Sementara itu, Kepala Badan Keuangan dan Aset Daerah (BKAD) Gunungkidul, Putro Sapto Wahyono, mengungkapkan bahwa selama ini ketergantungan Gunungkidul terhadap dana transfer pusat memang sangat tinggi.
“Dari total APBD yang ada, sekitar 85 persen sumbernya berasal dari TKD dan dana bagi hasil provinsi. Hanya 15 persen yang murni berasal dari PAD Gunungkidul,” jelas Putro.
Dengan kondisi tersebut, kebijakan efisiensi dari pemerintah pusat otomatis menekan kemampuan fiskal daerah. Dampaknya, pemerintah daerah harus menyesuaikan ulang rencana kerja, terutama yang berkaitan dengan pembiayaan program prioritas dan pelayanan dasar, seperti pendidikan, kesehatan, dan infrastruktur pedesaan.

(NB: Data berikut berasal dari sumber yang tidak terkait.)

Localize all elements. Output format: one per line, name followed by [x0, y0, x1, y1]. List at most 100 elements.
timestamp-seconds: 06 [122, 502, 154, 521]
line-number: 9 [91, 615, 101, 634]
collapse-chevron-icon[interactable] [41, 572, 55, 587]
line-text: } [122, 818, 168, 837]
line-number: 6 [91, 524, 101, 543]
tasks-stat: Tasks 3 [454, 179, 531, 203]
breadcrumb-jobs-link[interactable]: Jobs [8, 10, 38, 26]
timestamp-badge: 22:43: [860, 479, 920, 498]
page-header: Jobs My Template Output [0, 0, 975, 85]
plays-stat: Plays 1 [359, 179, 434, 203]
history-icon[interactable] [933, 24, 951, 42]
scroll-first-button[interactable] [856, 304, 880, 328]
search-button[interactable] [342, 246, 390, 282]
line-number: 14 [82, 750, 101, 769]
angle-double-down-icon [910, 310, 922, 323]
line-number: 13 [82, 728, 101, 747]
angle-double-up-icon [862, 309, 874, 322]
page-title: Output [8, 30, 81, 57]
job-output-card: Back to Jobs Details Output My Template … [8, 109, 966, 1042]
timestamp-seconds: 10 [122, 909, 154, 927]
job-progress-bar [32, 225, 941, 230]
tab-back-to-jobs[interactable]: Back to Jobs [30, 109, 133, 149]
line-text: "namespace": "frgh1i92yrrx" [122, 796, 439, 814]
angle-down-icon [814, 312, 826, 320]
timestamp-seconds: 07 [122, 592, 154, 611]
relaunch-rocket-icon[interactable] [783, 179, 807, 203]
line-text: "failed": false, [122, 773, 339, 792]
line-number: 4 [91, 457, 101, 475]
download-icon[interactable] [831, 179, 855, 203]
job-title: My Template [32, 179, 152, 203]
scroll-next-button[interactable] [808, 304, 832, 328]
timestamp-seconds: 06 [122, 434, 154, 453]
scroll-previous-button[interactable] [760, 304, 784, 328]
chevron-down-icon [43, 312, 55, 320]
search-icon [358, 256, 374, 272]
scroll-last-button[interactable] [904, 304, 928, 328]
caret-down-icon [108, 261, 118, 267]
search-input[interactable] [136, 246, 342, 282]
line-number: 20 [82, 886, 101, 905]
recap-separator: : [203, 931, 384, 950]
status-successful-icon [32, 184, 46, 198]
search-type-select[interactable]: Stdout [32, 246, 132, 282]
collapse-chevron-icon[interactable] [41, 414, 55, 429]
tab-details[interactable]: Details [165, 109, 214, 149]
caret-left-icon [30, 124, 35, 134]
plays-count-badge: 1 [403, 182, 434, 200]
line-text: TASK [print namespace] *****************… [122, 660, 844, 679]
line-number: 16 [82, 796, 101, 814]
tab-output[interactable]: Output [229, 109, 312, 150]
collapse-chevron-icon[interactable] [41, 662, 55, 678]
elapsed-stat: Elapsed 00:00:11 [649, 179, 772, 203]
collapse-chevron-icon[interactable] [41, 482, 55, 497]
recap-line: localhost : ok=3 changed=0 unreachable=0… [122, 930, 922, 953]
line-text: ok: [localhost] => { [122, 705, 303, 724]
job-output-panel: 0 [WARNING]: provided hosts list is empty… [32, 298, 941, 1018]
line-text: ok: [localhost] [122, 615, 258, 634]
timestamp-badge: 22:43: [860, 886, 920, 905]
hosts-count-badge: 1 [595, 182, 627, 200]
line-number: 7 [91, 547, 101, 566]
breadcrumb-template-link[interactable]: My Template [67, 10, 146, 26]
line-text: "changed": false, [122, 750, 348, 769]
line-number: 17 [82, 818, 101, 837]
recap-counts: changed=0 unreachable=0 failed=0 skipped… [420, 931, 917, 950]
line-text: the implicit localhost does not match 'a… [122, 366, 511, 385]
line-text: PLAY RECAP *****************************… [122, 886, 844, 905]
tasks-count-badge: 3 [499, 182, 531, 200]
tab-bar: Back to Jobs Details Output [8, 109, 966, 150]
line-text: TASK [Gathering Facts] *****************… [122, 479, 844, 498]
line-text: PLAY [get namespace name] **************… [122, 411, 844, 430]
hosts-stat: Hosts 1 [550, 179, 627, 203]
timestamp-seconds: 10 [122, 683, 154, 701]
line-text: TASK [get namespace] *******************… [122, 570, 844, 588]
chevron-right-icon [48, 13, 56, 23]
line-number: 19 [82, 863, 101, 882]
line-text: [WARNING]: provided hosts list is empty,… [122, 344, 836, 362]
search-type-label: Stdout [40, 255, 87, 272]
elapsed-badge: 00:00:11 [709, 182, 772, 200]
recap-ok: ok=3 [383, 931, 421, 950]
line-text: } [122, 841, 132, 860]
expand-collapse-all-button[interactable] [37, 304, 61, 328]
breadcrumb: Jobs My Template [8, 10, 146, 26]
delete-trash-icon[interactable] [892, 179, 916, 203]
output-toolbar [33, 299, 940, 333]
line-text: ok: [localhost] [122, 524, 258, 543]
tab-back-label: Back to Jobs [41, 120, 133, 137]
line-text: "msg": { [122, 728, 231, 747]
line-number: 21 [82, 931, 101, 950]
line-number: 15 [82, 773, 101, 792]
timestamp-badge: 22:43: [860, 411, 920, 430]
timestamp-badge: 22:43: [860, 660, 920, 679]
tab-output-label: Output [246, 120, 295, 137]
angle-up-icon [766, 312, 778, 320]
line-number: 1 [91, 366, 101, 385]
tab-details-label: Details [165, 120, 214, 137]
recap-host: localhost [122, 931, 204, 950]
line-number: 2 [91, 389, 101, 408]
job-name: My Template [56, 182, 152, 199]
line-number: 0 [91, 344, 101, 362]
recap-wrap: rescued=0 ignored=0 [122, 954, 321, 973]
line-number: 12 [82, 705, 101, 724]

“Sampai sekarang kami masih melakukan pembahasan rinci di setiap OPD untuk menentukan pos-pos anggaran yang akan disesuaikan atau dipangkas,” ujarnya.
Putro menambahkan, pihaknya berharap pemangkasan ini tidak terlalu menghambat layanan publik yang menyentuh langsung masyarakat. Pemerintah daerah berkomitmen agar program pelayanan dasar tetap menjadi prioritas utama meski dengan anggaran terbatas.
“Yang penting, kebutuhan dasar masyarakat tetap terpenuhi. Soal program tambahan, akan kita sesuaikan dengan kemampuan keuangan daerah,” pungkasnya.